This tutorial is based on sklearn's official tutorial [Working With Text Data](https://scikit-learn.org/stable/tutorial/text_analytics/working_with_text_data.html#bags-of-words).

# Loading the 20 newsgroups dataset
The dataset is called “Twenty Newsgroups”. Here is the official description, quoted from the [website](http://people.csail.mit.edu/jrennie/20Newsgroups/):

The 20 Newsgroups data set is a collection of approximately 20,000 newsgroup documents, partitioned (nearly) evenly across 20 different newsgroups. To the best of our knowledge, it was originally collected by Ken Lang, probably for his paper “Newsweeder: Learning to filter netnews,” though he does not explicitly mention this collection. The 20 newsgroups collection has become a popular data set for experiments in text applications of machine learning techniques, such as text classification and text clustering.

In the following we will use the built-in dataset loader for 20 newsgroups from scikit-learn. Alternatively, it is possible to download the dataset manually from the website and use the [sklearn.datasets.load_files](https://scikit-learn.org/stable/modules/generated/sklearn.datasets.load_files.html#sklearn.datasets.load_files) function by pointing it to the 20news-bydate-train sub-folder of the uncompressed archive folder.

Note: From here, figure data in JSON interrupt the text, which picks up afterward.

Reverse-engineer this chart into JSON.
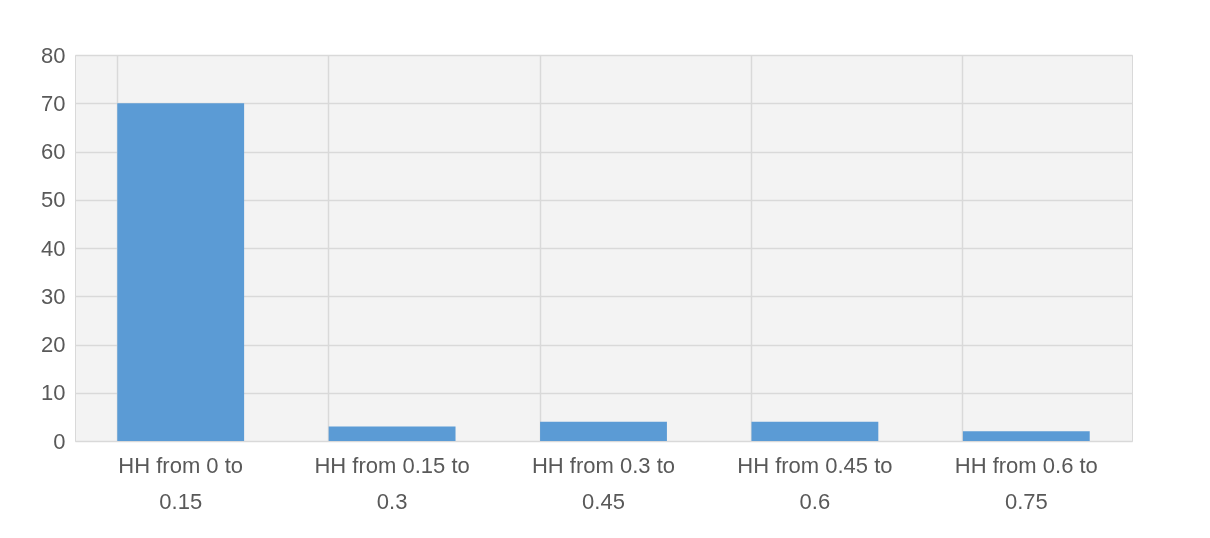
{
  "chart_data": {
    "type": "bar",
    "categories": [
      "HH from 0 to 0.15",
      "HH from 0.15 to 0.3",
      "HH from 0.3 to 0.45",
      "HH from 0.45 to 0.6",
      "HH from 0.6 to 0.75"
    ],
    "values": [
      70,
      3,
      4,
      4,
      2
    ],
    "color": "#5b9bd5",
    "ylim": [
      0,
      80
    ],
    "yticks": [
      0,
      10,
      20,
      30,
      40,
      50,
      60,
      70,
      80
    ],
    "grid": true
  }
}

In order to get faster execution times for this first example we will work on a partial dataset with only 4 categories out of the 20 available in the dataset:

In [51]:
categories = ['alt.atheism', 'soc.religion.christian', 'comp.graphics', 'sci.med']

from sklearn.datasets import fetch_20newsgroups
twenty_train = fetch_20newsgroups(subset='train', categories=categories, shuffle=True, random_state=42)
twenty_test = fetch_20newsgroups(subset='test', categories=categories, shuffle=True, random_state=42)

The returned dataset is a scikit-learn “bunch”: a simple holder object with fields that can be both accessed as python dict keys or object attributes for convenience, for instance the target_names holds the list of the requested category names:

In [8]:
twenty_train.keys()

dict_keys(['data', 'filenames', 'target_names', 'target', 'DESCR'])

Mappings between target_names and integer label

In [33]:
for i, x in enumerate(twenty_train.target_names):
    print(f'{x:25} {i:5}')

alt.atheism                   0
comp.graphics                 1
sci.med                       2
soc.religion.christian        3


### Let’s print the first loaded file:

In [34]:
print('\n'.join(twenty_train['data'][0].split('\n')))
print(twenty_train.target_names[twenty_train.target[0]], twenty_train.target[0])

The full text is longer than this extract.